Знаменный распев А.Юрлов (1.58) Жизнь духа, о которой шла речь, не была чем-то застывшим, омертвелым. В ней были свои ценности, свои отрадные стороны и животворные соки. Возьмём, к примеру, жития святых, которые создавались тогда в обилии. Жития святых – религиозный биографический жанр, прославлявший существование затворников, отшельников, монахов. Может показаться, что то были сугубо назидательные, монотонные, скучные жизнеописания. Ничего подобного! Вот, скажем, «Житие Феодосия» (полное название: Житие преподобного отца нашего Феодосия, игумена Печерского) – об основателе Киево-Печерской лавры (из исходных образцов русской словесности, вторая половина XII века). Автор реконструирует в нём хронику восхождения своего героя к высшей святости. С малых лет став на стезю служения Господу, Феодосий преодолевает все препятствия на пути к осуществлению своего призвания. Об одной из подобных перипетий рассказывается следующим образом (первые фразы приводимого отрывка имеют в виду дьявола).

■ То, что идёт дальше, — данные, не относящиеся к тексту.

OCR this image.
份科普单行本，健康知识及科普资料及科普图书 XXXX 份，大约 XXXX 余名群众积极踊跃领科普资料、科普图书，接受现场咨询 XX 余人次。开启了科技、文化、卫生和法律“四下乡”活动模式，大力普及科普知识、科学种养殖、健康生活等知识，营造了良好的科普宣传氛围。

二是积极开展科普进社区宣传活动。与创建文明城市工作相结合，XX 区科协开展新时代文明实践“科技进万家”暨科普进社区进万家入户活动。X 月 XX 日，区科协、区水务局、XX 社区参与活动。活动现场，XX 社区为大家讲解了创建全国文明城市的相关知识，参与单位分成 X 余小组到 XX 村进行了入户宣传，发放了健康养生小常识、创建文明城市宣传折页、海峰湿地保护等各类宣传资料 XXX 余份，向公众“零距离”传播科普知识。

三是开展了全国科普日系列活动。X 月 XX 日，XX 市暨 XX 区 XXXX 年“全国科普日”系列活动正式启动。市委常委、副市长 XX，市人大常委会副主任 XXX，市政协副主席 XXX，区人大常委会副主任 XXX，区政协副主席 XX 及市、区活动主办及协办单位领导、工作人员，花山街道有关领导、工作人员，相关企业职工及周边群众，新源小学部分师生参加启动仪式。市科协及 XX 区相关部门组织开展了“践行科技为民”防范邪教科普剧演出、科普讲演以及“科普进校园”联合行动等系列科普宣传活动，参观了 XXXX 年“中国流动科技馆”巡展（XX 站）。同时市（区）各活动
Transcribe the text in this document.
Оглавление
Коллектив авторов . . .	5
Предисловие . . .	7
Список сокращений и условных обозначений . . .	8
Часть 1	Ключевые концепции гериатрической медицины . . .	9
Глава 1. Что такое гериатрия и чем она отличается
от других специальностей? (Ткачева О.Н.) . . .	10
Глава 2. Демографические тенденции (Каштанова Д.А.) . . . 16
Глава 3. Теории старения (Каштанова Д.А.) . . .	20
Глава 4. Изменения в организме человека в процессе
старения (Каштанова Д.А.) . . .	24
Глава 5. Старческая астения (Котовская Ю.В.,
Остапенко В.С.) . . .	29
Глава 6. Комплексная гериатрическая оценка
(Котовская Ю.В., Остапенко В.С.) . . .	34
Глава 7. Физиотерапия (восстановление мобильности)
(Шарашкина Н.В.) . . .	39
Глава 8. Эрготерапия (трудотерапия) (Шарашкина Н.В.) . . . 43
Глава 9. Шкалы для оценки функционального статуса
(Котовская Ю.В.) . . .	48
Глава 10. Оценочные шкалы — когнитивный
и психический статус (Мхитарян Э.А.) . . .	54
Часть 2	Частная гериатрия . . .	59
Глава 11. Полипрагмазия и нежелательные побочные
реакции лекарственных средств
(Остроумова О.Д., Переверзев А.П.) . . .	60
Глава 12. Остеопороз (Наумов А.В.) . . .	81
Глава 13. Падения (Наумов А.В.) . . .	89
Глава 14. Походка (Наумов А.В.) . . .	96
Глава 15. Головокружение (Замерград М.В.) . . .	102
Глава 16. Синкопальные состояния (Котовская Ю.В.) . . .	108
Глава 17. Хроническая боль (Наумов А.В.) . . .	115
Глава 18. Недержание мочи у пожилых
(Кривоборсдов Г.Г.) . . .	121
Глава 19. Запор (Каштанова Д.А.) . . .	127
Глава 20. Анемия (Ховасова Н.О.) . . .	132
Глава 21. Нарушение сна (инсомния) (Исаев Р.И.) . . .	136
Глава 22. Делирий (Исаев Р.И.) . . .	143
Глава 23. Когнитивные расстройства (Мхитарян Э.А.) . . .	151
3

Искон ненавидящий добро, злой враг, видя, что побеждаем он смирением боговдохновенного отрока, не дремал, помышляя отвратить его от такого занятия. И вот начал он внушать матери Феодосия, чтобы воспротивилась она его подвижничеству. Мать и сама не могла смириться с тем, что все укоряют её сына, и начала говорить ему с нежностью: «Молю тебя, чадо моё, брось ты своё дело, срамишь ты семью свою, и не могу больше слышать, как все смеются над тобой. Разве пристало отроку этим заниматься!» Тогда божественный юноша отвечал смиренно: «Послушай, мати, молю тебя, послушай! Ведь сам Господь Иисус Христос подал нам пример уничижения и смирения. Да и мы, во имя его, должны смириться. Он-то ведь и поругания перенёс, и оплёван был, и избиваем, и всё вытерпел ради нашего спасения. А нам и тем более следует терпеть, ибо этим к Христу приблизимся».
Как видим, изложение сжатое, лаконичное, а слог живой, выразительный, без какой-либо высокопарной напыщенности. Подобная живость и выразительность чувствуется и в некоторых григорианских хоралах.